Camiseiro

“Mãe é tudo igual”, dizem. Pai deve ser diferente. Mãe vai virando na gravidez e enquanto espera o bebê ficar pronto entende que o caminho tem curvas e ladeiras, mas a vista de uma aventura sem igual. Pai vira no susto, mas entende rápido que nesse ofício, um par de mãos extras são condição para não conviver com a mulher-zumbi. À medida que o tempo passa o pai deixa de ser membros extras e, ao seu modo, preenche espaços, redefine as lacunas e veste a camisa que nunca mais vai tirar.
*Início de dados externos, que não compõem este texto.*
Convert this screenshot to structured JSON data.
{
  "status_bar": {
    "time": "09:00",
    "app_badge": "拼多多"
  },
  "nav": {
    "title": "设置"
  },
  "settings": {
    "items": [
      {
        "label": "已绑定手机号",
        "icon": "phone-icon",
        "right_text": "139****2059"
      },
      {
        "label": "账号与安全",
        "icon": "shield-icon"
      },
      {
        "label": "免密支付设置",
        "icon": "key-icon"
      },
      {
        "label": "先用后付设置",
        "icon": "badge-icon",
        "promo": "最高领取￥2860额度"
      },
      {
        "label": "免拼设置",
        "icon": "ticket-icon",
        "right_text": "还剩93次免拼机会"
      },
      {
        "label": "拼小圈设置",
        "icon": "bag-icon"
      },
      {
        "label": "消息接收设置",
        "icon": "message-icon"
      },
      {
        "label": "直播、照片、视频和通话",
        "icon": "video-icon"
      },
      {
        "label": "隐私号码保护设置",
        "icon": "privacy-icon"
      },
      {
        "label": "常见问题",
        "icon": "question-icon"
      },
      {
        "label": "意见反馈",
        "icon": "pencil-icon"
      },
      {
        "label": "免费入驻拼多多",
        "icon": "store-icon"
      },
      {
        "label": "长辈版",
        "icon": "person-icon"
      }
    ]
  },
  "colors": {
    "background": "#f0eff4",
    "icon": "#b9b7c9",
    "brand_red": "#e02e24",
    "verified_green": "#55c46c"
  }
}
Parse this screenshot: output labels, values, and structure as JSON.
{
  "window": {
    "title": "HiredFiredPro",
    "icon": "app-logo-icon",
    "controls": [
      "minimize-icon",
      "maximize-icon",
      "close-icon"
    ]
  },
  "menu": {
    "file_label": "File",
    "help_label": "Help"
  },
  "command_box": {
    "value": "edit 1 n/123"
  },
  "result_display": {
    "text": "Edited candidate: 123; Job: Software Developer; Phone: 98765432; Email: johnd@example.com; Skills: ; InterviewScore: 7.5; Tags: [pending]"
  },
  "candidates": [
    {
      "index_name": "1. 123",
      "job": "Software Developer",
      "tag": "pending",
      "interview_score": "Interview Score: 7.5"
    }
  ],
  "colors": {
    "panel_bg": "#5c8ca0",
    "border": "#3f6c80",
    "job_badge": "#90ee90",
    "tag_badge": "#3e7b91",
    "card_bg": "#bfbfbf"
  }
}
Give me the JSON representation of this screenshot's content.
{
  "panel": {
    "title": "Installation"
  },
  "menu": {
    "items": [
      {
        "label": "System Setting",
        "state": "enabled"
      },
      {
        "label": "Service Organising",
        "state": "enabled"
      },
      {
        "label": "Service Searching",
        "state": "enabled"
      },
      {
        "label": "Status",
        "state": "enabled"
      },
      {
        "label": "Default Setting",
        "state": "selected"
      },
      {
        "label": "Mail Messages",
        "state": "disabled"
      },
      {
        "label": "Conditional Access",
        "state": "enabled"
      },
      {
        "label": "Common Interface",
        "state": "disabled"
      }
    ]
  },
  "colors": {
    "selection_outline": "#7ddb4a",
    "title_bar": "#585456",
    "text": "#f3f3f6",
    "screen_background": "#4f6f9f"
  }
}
A questão é que na etiqueta estão erradas a composição das fibras e também as instruções de lavagem.

O tecido é algodão, natural e confortável. A lavagem, “suave”. “Permitido qualquer agente de alvejamento oxidante”, que é pra não deixar de ser claro e autêntico.  A secagem, “em tambor de baixa temperatura” porque pai não precisa se preocupar tanto assim. “Não passar”, porque deve se amarrotar para brincar de panelinha.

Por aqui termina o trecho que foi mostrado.